You can use a humidifier or vaporizer in the child’s room to help loosen congestion. You can also have the child sleep with the head of bed elevated. Push plenty of fluids and monitor for signs of dehydration. Acetaminophen (Tylenol®) or ibuprofen (Motrin®, Advil®) can be given for fever or discomfort.

The American Academy of Pediatrics (AAP) advises against the use of over the counter cough and cold medicines in children under six years old. Please speak with your doctor prior to giving any other medicine other than acetaminophen or ibuprofen to discuss safety, dosing, and efficacy.

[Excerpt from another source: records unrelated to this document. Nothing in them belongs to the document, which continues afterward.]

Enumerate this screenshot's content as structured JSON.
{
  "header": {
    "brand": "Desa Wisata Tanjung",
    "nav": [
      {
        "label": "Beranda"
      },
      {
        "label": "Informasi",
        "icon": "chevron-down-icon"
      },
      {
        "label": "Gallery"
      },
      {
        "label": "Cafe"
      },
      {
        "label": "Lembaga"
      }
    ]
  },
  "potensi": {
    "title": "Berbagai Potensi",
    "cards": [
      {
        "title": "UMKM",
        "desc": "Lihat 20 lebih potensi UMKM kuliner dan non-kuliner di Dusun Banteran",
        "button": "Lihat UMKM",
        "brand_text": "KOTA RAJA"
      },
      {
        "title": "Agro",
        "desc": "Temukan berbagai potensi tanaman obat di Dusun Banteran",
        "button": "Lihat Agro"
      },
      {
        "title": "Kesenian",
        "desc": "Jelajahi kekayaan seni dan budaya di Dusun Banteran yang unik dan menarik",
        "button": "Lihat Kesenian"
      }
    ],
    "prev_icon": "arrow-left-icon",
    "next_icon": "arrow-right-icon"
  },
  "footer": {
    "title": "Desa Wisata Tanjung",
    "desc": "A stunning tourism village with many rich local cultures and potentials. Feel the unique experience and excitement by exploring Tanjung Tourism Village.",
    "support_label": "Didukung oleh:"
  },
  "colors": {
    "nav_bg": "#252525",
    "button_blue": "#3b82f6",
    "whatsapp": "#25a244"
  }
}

If you feel your child is having fast or difficulty breathing, seek medical attention. In cases where a child is found to have significant breathing issues, treatment may include breathing treatments, supplemental oxygen and possible hospital admission for ongoing care.

Unfortunately there is no vaccine for RSV. There is a special medicine called Synagis that can be given to high-risk infants to help protect them from RSV, but this is only given to babies born at 28 weeks gestation or less, babies born with chronic lung disease, or babies born with a hemodynamically significant congenital heart lesion.

How can you avoid RSV?

With RSV being a common winter bug, it can be hard to avoid, but there are some simple things that you can do to protect yourself and your children.

  • Avoid contact with anyone who is sick.
  • Remember to frequently hand-wash or sanitize to kill germs you may have come in contact with.
  • Avoid second-hand smoke exposure, which can make children’s lungs more susceptible to infection.